Coffei · August 1, 2023, 12:57pm

Thanks all.

@ruslandoga Replacing the final select with SQL fragment is an option. I was trying to stick with native Ecto.Query as much as possible.

@mayel I am using that now, but then you need to have the query in SQL. I wanted to rewrite SQL into Ecto.

@LostKobrakai First of all thanks for the json_build_object macro, that is amazing! The query itself doesn’t work for me. It seems that while subquery in select works fine, the same doesn’t work in from.

import Ecto.Query

# this works
from(
  f in "posts",
  select: fragment(
    "json_build_object(?, ?)", 
    "count", 
    subquery(from(c in "comments", select: count(c.id))))
)

# this doesn't work
# ** (Ecto.Query.CompileError) `subquery(from(c in "comments", select: count(c.id)))` is not a valid query expression.
from(
  f in fragment(
    "json_build_object(?, ?)",
    "count",
    subquery(from(c in "comments", select: count(c.id)))
  ),
  select: f.f0
)

Finally after reviewing all your solutions I realized I could move one of the subqueries from subquery in select to from, as it always returns a single row.
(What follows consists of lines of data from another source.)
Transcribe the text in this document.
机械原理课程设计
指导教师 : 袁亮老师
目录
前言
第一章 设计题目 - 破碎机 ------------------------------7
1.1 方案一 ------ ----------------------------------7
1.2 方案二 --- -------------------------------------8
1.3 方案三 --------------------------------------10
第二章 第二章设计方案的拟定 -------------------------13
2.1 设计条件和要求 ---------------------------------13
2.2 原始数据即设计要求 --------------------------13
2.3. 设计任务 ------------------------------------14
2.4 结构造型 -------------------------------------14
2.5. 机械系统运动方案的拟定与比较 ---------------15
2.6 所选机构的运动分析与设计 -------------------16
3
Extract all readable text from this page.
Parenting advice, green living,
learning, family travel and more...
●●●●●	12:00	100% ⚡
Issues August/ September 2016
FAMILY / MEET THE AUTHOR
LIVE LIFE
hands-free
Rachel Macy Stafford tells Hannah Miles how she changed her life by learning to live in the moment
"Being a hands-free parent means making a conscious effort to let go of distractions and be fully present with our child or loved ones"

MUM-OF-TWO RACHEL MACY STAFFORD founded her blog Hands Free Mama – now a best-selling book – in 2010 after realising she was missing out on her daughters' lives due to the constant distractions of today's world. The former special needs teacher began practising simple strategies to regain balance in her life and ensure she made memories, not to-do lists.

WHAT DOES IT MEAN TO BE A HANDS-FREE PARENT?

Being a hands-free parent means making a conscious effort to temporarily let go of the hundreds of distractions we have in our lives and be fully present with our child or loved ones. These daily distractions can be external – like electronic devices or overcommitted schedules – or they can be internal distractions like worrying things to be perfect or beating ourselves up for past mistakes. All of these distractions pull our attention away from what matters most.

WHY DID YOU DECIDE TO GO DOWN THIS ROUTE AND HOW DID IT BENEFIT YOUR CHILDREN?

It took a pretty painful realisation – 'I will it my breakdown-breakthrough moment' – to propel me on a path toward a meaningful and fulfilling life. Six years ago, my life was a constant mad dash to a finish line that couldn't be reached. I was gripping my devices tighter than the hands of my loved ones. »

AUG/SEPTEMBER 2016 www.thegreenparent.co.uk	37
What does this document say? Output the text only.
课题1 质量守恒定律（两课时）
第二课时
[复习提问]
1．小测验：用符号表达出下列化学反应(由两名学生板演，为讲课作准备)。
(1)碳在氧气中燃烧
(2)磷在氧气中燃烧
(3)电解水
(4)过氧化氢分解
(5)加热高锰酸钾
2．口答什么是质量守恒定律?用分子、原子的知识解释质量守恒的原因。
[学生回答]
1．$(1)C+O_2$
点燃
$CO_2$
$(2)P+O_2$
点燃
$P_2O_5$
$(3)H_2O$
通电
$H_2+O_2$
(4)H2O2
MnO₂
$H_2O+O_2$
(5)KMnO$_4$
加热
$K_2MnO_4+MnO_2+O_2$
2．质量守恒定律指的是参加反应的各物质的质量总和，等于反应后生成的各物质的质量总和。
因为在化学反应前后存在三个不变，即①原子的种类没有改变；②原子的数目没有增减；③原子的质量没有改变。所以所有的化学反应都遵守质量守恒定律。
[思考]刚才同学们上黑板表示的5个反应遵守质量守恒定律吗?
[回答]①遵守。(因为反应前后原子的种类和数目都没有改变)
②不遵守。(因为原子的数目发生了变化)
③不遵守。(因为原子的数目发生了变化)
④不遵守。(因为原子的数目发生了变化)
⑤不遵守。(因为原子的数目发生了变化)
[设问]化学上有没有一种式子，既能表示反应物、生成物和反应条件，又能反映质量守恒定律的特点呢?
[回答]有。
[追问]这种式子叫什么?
So I ended up with something like this:

WITH selected_posts AS (SELECT id, type FROM posts WHERE category = $1),
  comments AS (SELECT id, text FROM selected_posts sp INNER JOIN comments c 
               ON c.post_id = sp.id 
               ORDER BY c.score DESC),
  posts_agg AS (SELECT type, count(id) FROM selected_posts GROUP BY type),
  posts_agg_res AS (SELECT array_agg(json_build_object('type', type, 'count', count)) res FROM posts_agg)
SELECT json_build_object(
  'posts_aggregated', coalesce(res, ARRAY[]::json[]),
  'posts_count', SELECT COUNT(id) FROM selected_posts,
  'top_comments', coalesce((SELECT array_agg(json_build_object(
          'author', author
          'text', text
         )) FROM comments LIMIT 5), ARRAY[]::json[])
FROM posts_agg_res
)

which translates to ecto roughly as follows

import Ecto.Query
import MyFragments

selected_posts = from(p in "posts", where: p.category == "top", select: %{id: p.id, type: p.type})

comments =
  from(sp in "selected_posts",
    inner_join: c in "comments",
    on: c.post_id == sp.id,
    order_by: [desc: c.score],
    select: %{id: c.id, text: c.text, author: c.author},
    limit: 5
  )

posts_agg =
  from(p in "selected_posts", group_by: p.type, select: %{type: p.type, count: count(p.id)})

posts_agg_res =
  from(p in "posts_agg", select: array_agg(json_build_object(type: p.type, count: p.count)))

# ignored coalesce here for simplicity
from(p in "posts_agg_res",
  select: %{
    posts_aggregated: p.res,
    posts_count: subquery(from(p in "selected_posts", select: count(p.id))),
    top_comments:
      subquery(
        from(c in "comments", select: array_agg(json_build_object(author: c.author, text: c.text)))
      )
  }
)

I am happy with this solution as it doesn’t feel like hack anymore. It’s still not a general solution, but should work in similar queries, because such queries already rely on subqueries that return a single row, so one of them can be moved to FROM.